Pero servir un plato de patasca a las cuatro de la mañana o un pollo a la brasa que esté fresco a las doce de la noche evidencia que hay un enorme trabajo detrás. Miguel Huamán –gerente de calidad del grupo La Lucha– es el hombre que garantiza que así sea. La apertura de Surquillo es probablemente la más compleja que le ha tocado manejar a la fecha. “Queríamos entender qué es lo que nuestro cliente busca en el fondo”, dice Miguel. “Simplemente, se trata de darle lo que le gusta, pero bien hecho”. Huamán indica que la clave para mantener el concepto en funcionamiento está en la cantidad de personal con el que trabajan (“sería insostenible de otra manera”, añade). Estar una noche cualquiera en Siete Sopas es ser testigo de un desfile de mozos, supervisoras, cocineros y gerentes que se encargan de que todo llegue a la mesa con prisa y sin falta. Desde ajíes y chichas hasta salchipapas y lomos saltados. “Trabajamos de madrugada para poder vender al día siguiente”, continúa Huamán. Para que un caldo de gallina esté listo a las ocho de la mañana, por ejemplo, se debe empezar con su preparación al menos unas cuatro horas antes. Y así por el resto del día, todos los días de la semana. “La expectativa es importante porque dice mucho”, sostiene el gerente. “Pero encierra más mensajes. Nos dice que la gente, de donde sea que venga, entiende que estos platos (sopas, caldos) tienen un arraigo que va más allá de lo popular. Aquí vienen todos”.

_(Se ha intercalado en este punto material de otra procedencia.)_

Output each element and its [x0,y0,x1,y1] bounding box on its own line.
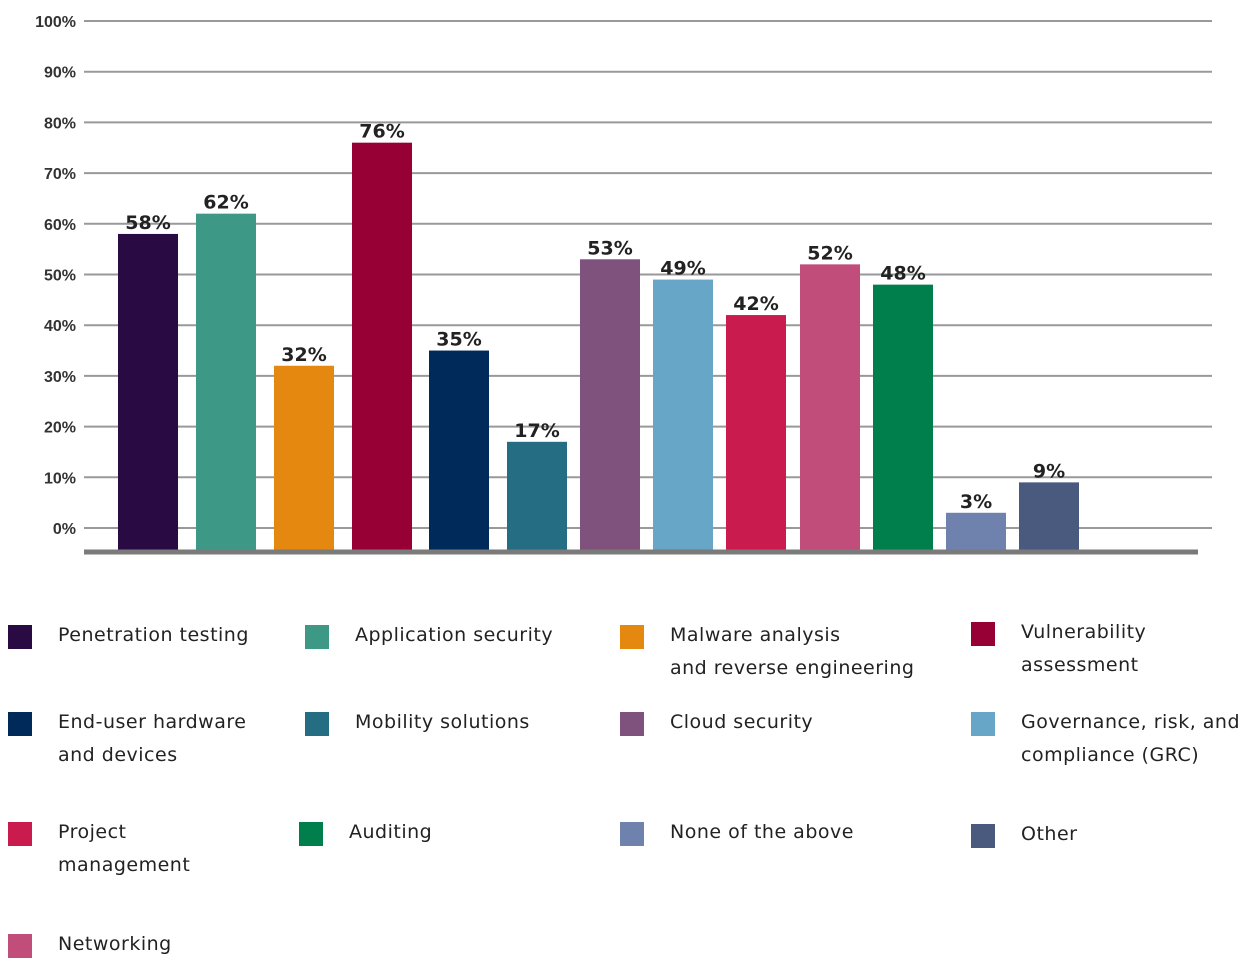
bar [507,441,567,552]
legend-item: Vulnerability assessment [971,620,1146,682]
legend-label: None of the above [670,821,854,843]
legend-swatch [8,934,32,958]
legend-swatch [620,712,644,736]
legend-item: Cloud security [620,710,813,739]
bar [653,279,713,552]
y-tick-label: 90% [44,65,76,82]
legend-swatch [620,822,644,846]
bar [352,142,412,552]
data-label: 42% [733,293,778,315]
y-tick-label: 30% [44,369,76,386]
bars [118,142,1079,552]
data-label: 53% [587,237,632,259]
bar [800,264,860,552]
bar [118,233,178,552]
bar [873,284,933,552]
data-label: 48% [880,263,925,285]
legend-swatch [299,822,323,846]
data-label: 49% [660,258,705,280]
legend-label: Auditing [349,821,433,843]
data-label: 17% [514,420,559,442]
legend-item: Mobility solutions [305,710,530,739]
legend-label: Malware analysis and reverse engineering [670,624,915,679]
data-label: 35% [436,329,481,351]
legend-label: Project management [58,821,191,876]
bar [946,512,1006,552]
legend-swatch [620,625,644,649]
legend-swatch [971,824,995,848]
bar [1019,482,1079,552]
data-label: 62% [203,192,248,214]
legend-item: Governance, risk, and compliance (GRC) [971,710,1240,772]
legend-item: Application security [305,623,553,652]
legend-swatch [8,625,32,649]
y-tick-label: 50% [44,268,76,285]
y-tick-label: 60% [44,217,76,234]
legend-item: Auditing [299,820,432,849]
y-tick-label: 100% [35,14,76,31]
legend-label: Cloud security [670,711,814,733]
legend-item: Project management [8,820,190,882]
data-label: 76% [359,121,404,143]
legend-swatch [8,712,32,736]
legend-label: Mobility solutions [355,711,530,733]
data-label: 32% [281,344,326,366]
legend-swatch [305,625,329,649]
bar [274,365,334,552]
bar [726,315,786,552]
bar-chart: 0% 10% 20% 30% 40% 50% 60% 70% 80% 90% 100% 58% 62%… [35,14,1212,555]
legend-swatch [8,822,32,846]
legend-label: End-user hardware and devices [58,711,247,766]
legend-swatch [971,712,995,736]
bar [580,259,640,552]
data-labels: 58% 62% 32% 76% 35% 17% 53% 49% 42% 52% 48% 3% 9% [125,121,1065,513]
data-label: 58% [125,212,170,234]
data-label: 9% [1033,460,1065,482]
y-tick-label: 40% [44,318,76,335]
y-tick-label: 0% [53,521,76,538]
bar [429,350,489,552]
legend-swatch [971,622,995,646]
y-tick-label: 80% [44,115,76,132]
y-tick-label: 20% [44,420,76,437]
legend-item: Other [971,822,1077,851]
legend-label: Penetration testing [58,624,249,646]
y-tick-label: 10% [44,470,76,487]
legend-item: Malware analysis and reverse engineering [620,623,914,685]
gridlines: 0% 10% 20% 30% 40% 50% 60% 70% 80% 90% 100% [35,14,1212,538]
legend-item: End-user hardware and devices [8,710,246,772]
legend-label: Vulnerability assessment [1021,621,1147,676]
y-tick-label: 70% [44,166,76,183]
data-label: 3% [960,491,992,513]
legend-swatch [305,712,329,736]
bar [196,213,256,552]
legend-item: None of the above [620,820,854,849]
legend-label: Other [1021,823,1078,845]
legend-label: Networking [58,933,172,955]
legend-label: Application security [355,624,554,646]
legend-label: Governance, risk, and compliance (GRC) [1021,711,1241,766]
data-label: 52% [807,242,852,264]
legend-item: Networking [8,932,172,961]
legend-item: Penetration testing [8,623,249,652]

El semáforo está en verde. La sopa criolla –untuosa, confortable– se resbala por la cuchara, que de inmediato se calienta al entrar en contacto con el líquido. Un único acto es necesario aquí: el de mover el codo primero, con dirección al plato y, segundo, directo a la boca. Es lo único que se necesita para probar a qué sabe la felicidad, aunque sea por un ratito.

SIETE SOPAS: LAS CIFRAS
-42 cocineros trabajan en el local de Surquillo (por turnos). ​
​-2000 platos de sopa diarios se venden aquí.

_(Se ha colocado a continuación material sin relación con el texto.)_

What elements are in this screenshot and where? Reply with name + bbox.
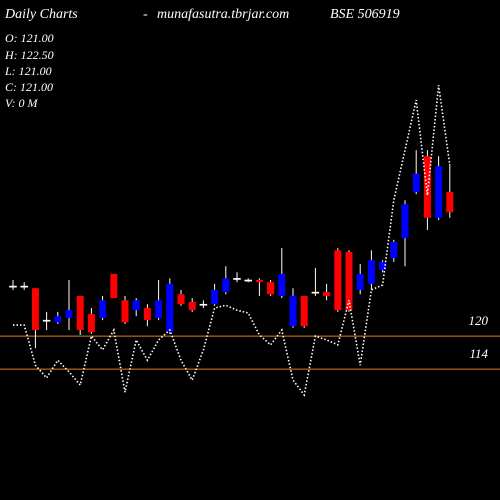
candle-body [110,273,118,299]
volume-info: V: 0 M [5,96,39,110]
candle-body [345,251,353,311]
candle-body [233,278,241,280]
candle-body [54,316,62,323]
candle-body [20,285,28,288]
candle-body [446,191,454,213]
candle-body [379,261,387,271]
low-info: L: 121.00 [4,64,52,78]
level-label: 120 [469,313,489,328]
candle-body [166,283,174,333]
candle-body [289,295,297,327]
level-label: 114 [469,346,488,361]
candle-body [334,250,342,311]
candle-body [267,282,275,295]
candle-body [42,319,51,322]
candle-body [199,303,208,306]
candle-body [323,292,331,296]
candle-body [121,300,129,323]
candle-body [356,273,364,290]
candle-body [76,295,84,331]
candle-body [9,285,17,288]
candle-body [87,314,95,333]
candle-body [278,273,286,296]
candle-body [435,166,443,218]
candle-body [65,310,73,318]
candle-body [367,260,375,284]
candle-body [211,289,219,305]
site: munafasutra.tbrjar.com [157,7,289,22]
candle-body [244,279,252,282]
candle-body [31,288,39,331]
chart-title: Daily Charts [4,7,78,22]
candle-body [401,204,409,239]
candle-body [300,295,308,327]
candle-body [311,291,320,294]
candle-body [412,173,420,192]
candle-body [177,294,185,305]
candle-body [222,278,230,293]
candle-body [143,308,151,321]
candle-body [423,156,431,218]
dotted-line [13,85,451,397]
open-info: O: 121.00 [5,31,54,45]
high-info: H: 122.50 [4,48,54,62]
candle-body [390,242,398,258]
candle-body [132,300,140,311]
candle-body [99,300,107,318]
symbol: BSE 506919 [330,7,400,22]
candle-body [155,300,163,318]
candle-body [255,279,263,283]
close-info: C: 121.00 [5,80,53,94]
candle-body [188,301,196,311]
separator: - [143,7,148,22]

-Las 7 sopas que se ofrecen cada día de la semana son: shambar (lunes), menestrón (martes), chaque arequipeño (miércoles), patasca (jueves), chupe de cola de buey (viernes), sopa de cordero con morón (sábado) y sancochado limeño (domingo).
-50% menos cuesta comer en la barra de Los Agachaditos (ubicada ni bien se entra al local de Surquillo). De momento, solo se pueden pedir sopas.
-700 kilos de papa se utilizan a diario en el Siete Sopas de Surquillo. Se consumen unos 200 pollos.